Il y a un an et demi, en association avec la mairie de Paris, nous avons ouvert un centre d'accueil appelé le Bastion de Bercy, qui comprend deux îlots séparés – l'un dédié aux personnes seules, l'autre aux familles –, et nous devons évidemment faire la même chose pour les femmes victimes de violences. La présidente de l'association Une femme, un toit se demande si les nouvelles places que nous ouvrons doivent comprendre des centres dédiés exclusivement à l'accueil de femmes victimes de violences. Si, en théorie, on a l'impression que c'est une bonne idée, je dirai que dans la pratique, c'est souvent beaucoup plus compliqué qu'il n'y paraît. Premièrement, il existe déjà un grand nombre de centres en France qui constituent un actif sur lequel on peut agir très rapidement pour pouvoir y accueillir des femmes victimes de violences ; deuxièmement, il existe déjà des centres spécialisés dans l'accueil de femmes – je pense par exemple à la Cité des femmes dans le 13e arrondissement de Paris ; troisièmement, certains centres ont déjà fait en sorte d'adapter leur accueil en faisant intervenir en leur sein des associations spécialisées dans l'accueil de certains publics.
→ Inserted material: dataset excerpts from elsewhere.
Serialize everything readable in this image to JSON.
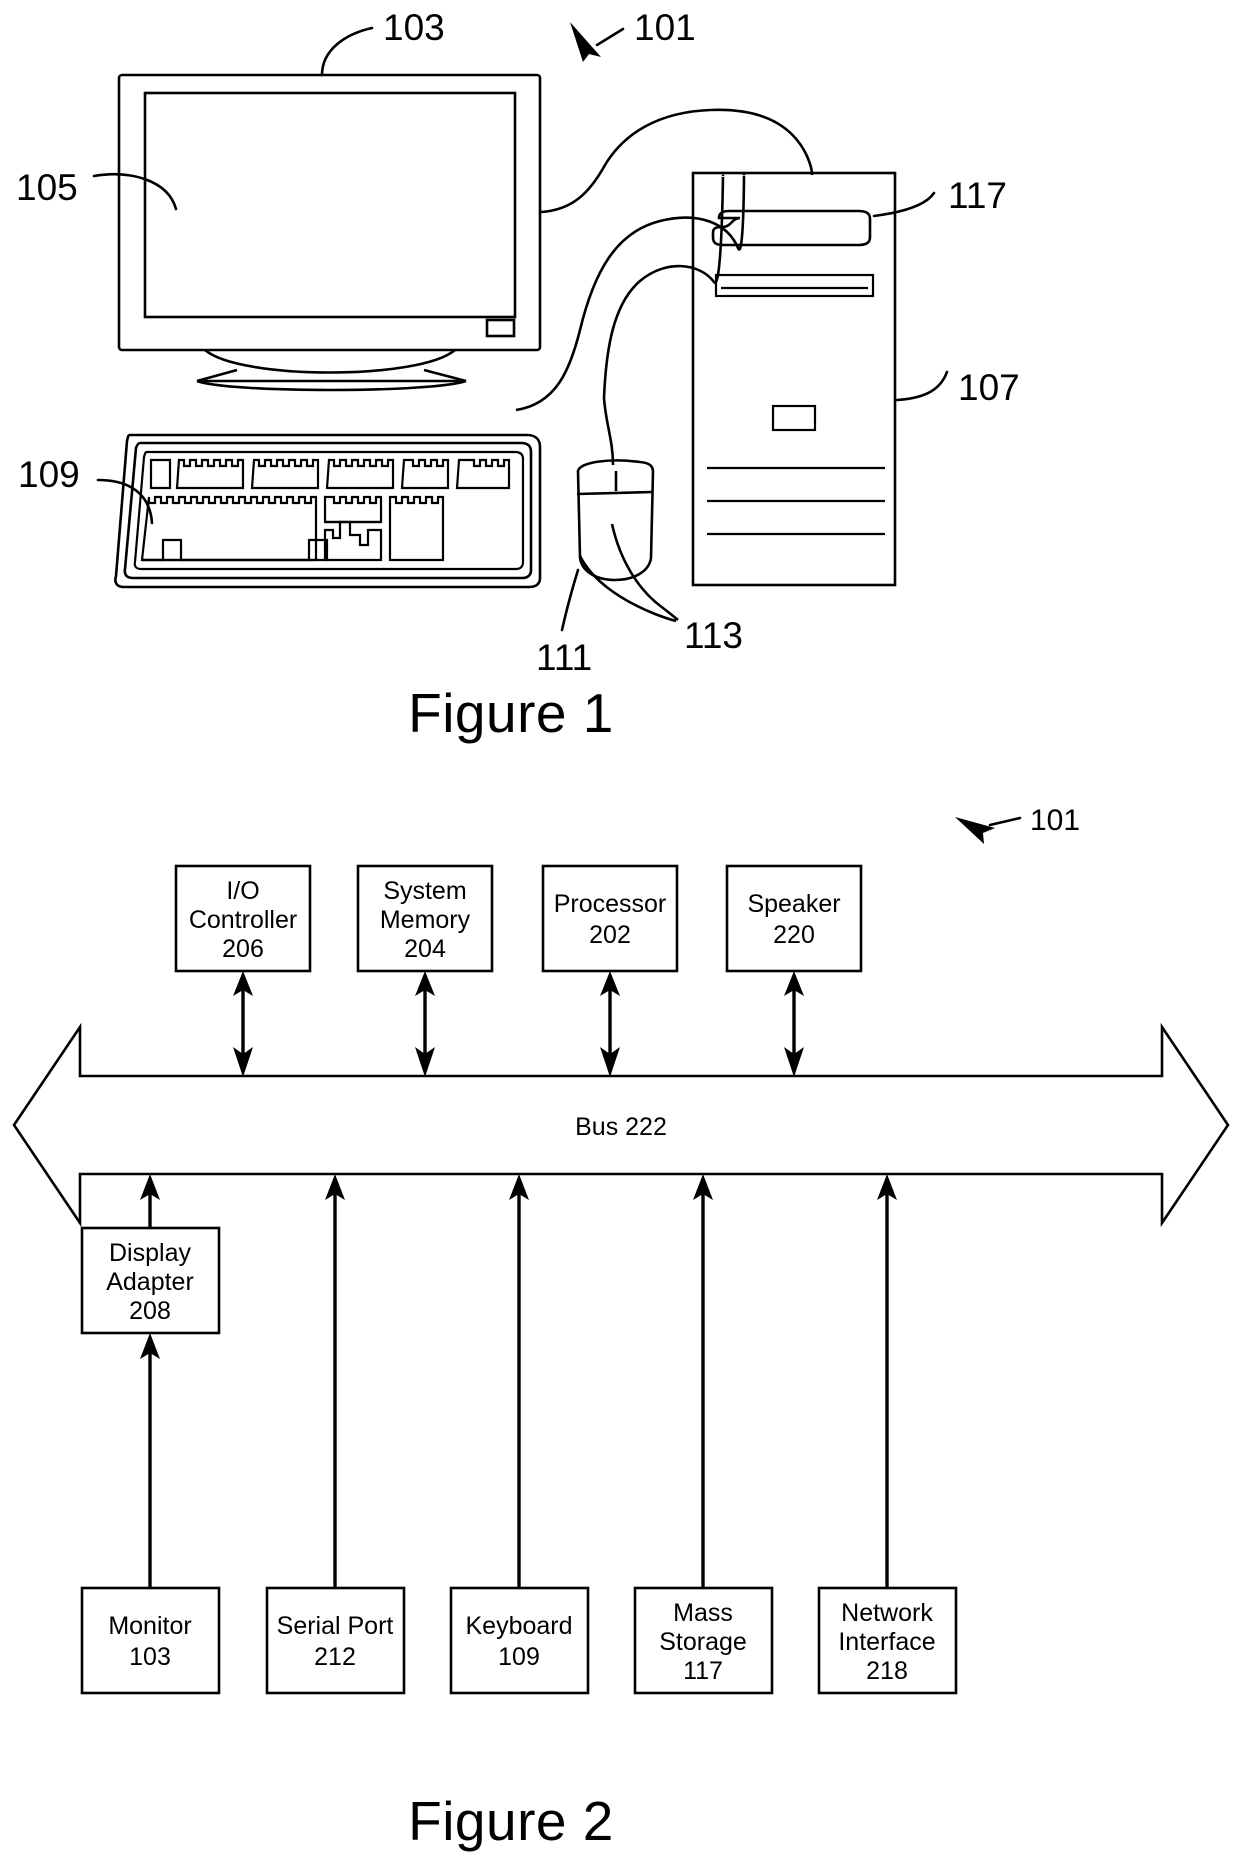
{
  "document": {
    "type": "patent-drawing-sheet",
    "figures": [
      {
        "id": "figure-1",
        "caption": "Figure 1",
        "description": "Computer system hardware illustration",
        "reference_numerals": [
          {
            "label": "101",
            "refers_to": "computer-system"
          },
          {
            "label": "103",
            "refers_to": "monitor"
          },
          {
            "label": "105",
            "refers_to": "display-screen"
          },
          {
            "label": "107",
            "refers_to": "system-tower"
          },
          {
            "label": "109",
            "refers_to": "keyboard"
          },
          {
            "label": "111",
            "refers_to": "mouse"
          },
          {
            "label": "113",
            "refers_to": "mouse-cable"
          },
          {
            "label": "117",
            "refers_to": "mass-storage-drive"
          }
        ]
      },
      {
        "id": "figure-2",
        "caption": "Figure 2",
        "description": "Block diagram of computer system architecture",
        "system_label": "101",
        "bus": {
          "label": "Bus 222",
          "name": "Bus",
          "numeral": "222"
        },
        "top_blocks": [
          {
            "name": "I/O Controller",
            "lines": [
              "I/O",
              "Controller"
            ],
            "numeral": "206"
          },
          {
            "name": "System Memory",
            "lines": [
              "System",
              "Memory"
            ],
            "numeral": "204"
          },
          {
            "name": "Processor",
            "lines": [
              "Processor"
            ],
            "numeral": "202"
          },
          {
            "name": "Speaker",
            "lines": [
              "Speaker"
            ],
            "numeral": "220"
          }
        ],
        "adapter_block": {
          "name": "Display Adapter",
          "lines": [
            "Display",
            "Adapter"
          ],
          "numeral": "208"
        },
        "bottom_blocks": [
          {
            "name": "Monitor",
            "lines": [
              "Monitor"
            ],
            "numeral": "103"
          },
          {
            "name": "Serial Port",
            "lines": [
              "Serial Port"
            ],
            "numeral": "212"
          },
          {
            "name": "Keyboard",
            "lines": [
              "Keyboard"
            ],
            "numeral": "109"
          },
          {
            "name": "Mass Storage",
            "lines": [
              "Mass",
              "Storage"
            ],
            "numeral": "117"
          },
          {
            "name": "Network Interface",
            "lines": [
              "Network",
              "Interface"
            ],
            "numeral": "218"
          }
        ]
      }
    ]
  },
  "colors": {
    "line": "#000000",
    "background": "#ffffff",
    "text": "#000000"
  }
}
J'estime donc que, plutôt que de nous en tenir à une vision où c'est soit l'un, soit l'autre, nous devons faire en sorte que les centres accueillant des femmes victimes de violences, quels qu'ils soient, puissent le faire dans de bonnes conditions, que ce soit grâce à des associations ou grâce à certaines modifications de structure. Pour cela, il faut que le cahier des charges qu'on publie à chaque fois qu'on ouvre de nouvelles places, réponde expressément aux demandes légitimes de l'association Une femme, un toit.
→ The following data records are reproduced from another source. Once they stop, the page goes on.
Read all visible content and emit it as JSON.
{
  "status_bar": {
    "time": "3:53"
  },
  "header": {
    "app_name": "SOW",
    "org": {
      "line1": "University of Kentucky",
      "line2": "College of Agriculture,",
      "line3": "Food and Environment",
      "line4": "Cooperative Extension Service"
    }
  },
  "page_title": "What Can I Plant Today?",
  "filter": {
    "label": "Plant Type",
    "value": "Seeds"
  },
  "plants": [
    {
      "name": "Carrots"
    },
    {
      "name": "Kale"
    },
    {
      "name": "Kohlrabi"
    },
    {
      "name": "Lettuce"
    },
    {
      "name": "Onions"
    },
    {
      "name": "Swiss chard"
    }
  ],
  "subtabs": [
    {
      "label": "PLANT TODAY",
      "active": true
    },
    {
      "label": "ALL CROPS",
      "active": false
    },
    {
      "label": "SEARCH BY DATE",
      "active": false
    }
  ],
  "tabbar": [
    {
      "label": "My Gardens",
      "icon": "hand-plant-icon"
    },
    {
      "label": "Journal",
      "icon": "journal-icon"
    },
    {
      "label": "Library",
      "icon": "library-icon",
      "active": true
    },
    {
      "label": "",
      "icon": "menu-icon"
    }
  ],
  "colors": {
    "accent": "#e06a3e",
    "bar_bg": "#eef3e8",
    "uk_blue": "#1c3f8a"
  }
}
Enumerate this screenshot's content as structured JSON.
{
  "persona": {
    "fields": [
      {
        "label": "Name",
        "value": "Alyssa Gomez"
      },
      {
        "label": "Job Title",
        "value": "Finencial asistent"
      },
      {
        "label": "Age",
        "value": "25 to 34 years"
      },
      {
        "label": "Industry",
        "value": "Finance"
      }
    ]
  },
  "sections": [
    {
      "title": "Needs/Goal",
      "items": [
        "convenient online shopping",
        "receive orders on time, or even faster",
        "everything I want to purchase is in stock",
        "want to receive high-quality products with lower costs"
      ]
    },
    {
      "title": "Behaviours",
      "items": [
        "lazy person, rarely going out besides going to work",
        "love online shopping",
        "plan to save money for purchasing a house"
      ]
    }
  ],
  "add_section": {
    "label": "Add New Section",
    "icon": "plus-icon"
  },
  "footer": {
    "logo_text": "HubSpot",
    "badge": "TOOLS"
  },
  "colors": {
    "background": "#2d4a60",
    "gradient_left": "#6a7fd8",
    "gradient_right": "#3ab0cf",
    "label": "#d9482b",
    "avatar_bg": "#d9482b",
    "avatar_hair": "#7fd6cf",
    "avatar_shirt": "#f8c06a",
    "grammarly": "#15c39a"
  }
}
Votre seconde question consiste à savoir comment prendre en compte les impératifs d'ordre familial des personnes que nous accueillons. La première chose, c'est évidemment de ne jamais perdre de vue ces impératifs, en particulier dans le cadre de l'accompagnement vers le logement. À la suite des discussions que nous avons eues avec les bailleurs sociaux, nous avons décidé de renforcer significativement l'accompagnement dédié à l'accès au logement, précisément parce que cet accompagnement doit tenir compte des spécificités liées à la structure familiale des personnes concernées, mais aussi de leur lieu de travail, par exemple. Il faut bien avoir conscience du fait que ces sujets sont compliqués – les traiter nécessite de tenir compte d'une multitude de facteurs, notamment de la répartition géographique des logements sociaux – et qu'il s'agit là d'une réalité qu'on ne peut changer du jour au lendemain. De même, quand nous demandons aux partenaires sociaux de nous accompagner dans le processus d'ouverture de la garantie Visale, c'est aussi pour faire en sorte de ne pas être tributaires d'un seul type de logement, en incluant dans le dispositif le marché du logement privé.

Quand une femme victime de violences est prise en charge, la première des priorités réside dans la mise en sécurité ; c'est ensuite le rôle des travailleurs sociaux que de définir le meilleur accompagnement, la meilleure solution pour un logement pérenne et les meilleures pistes pour permettre à la femme concernée de faire évoluer sa situation. Je salue le travail des équipes qui agissent localement dans le cadre du SIAO pour trouver des solutions, mais j'ai bien conscience du fait que nous avons encore beaucoup de progrès à accomplir dans ce domaine, notamment en ce qui concerne la prise en compte des spécificités que vous évoquez.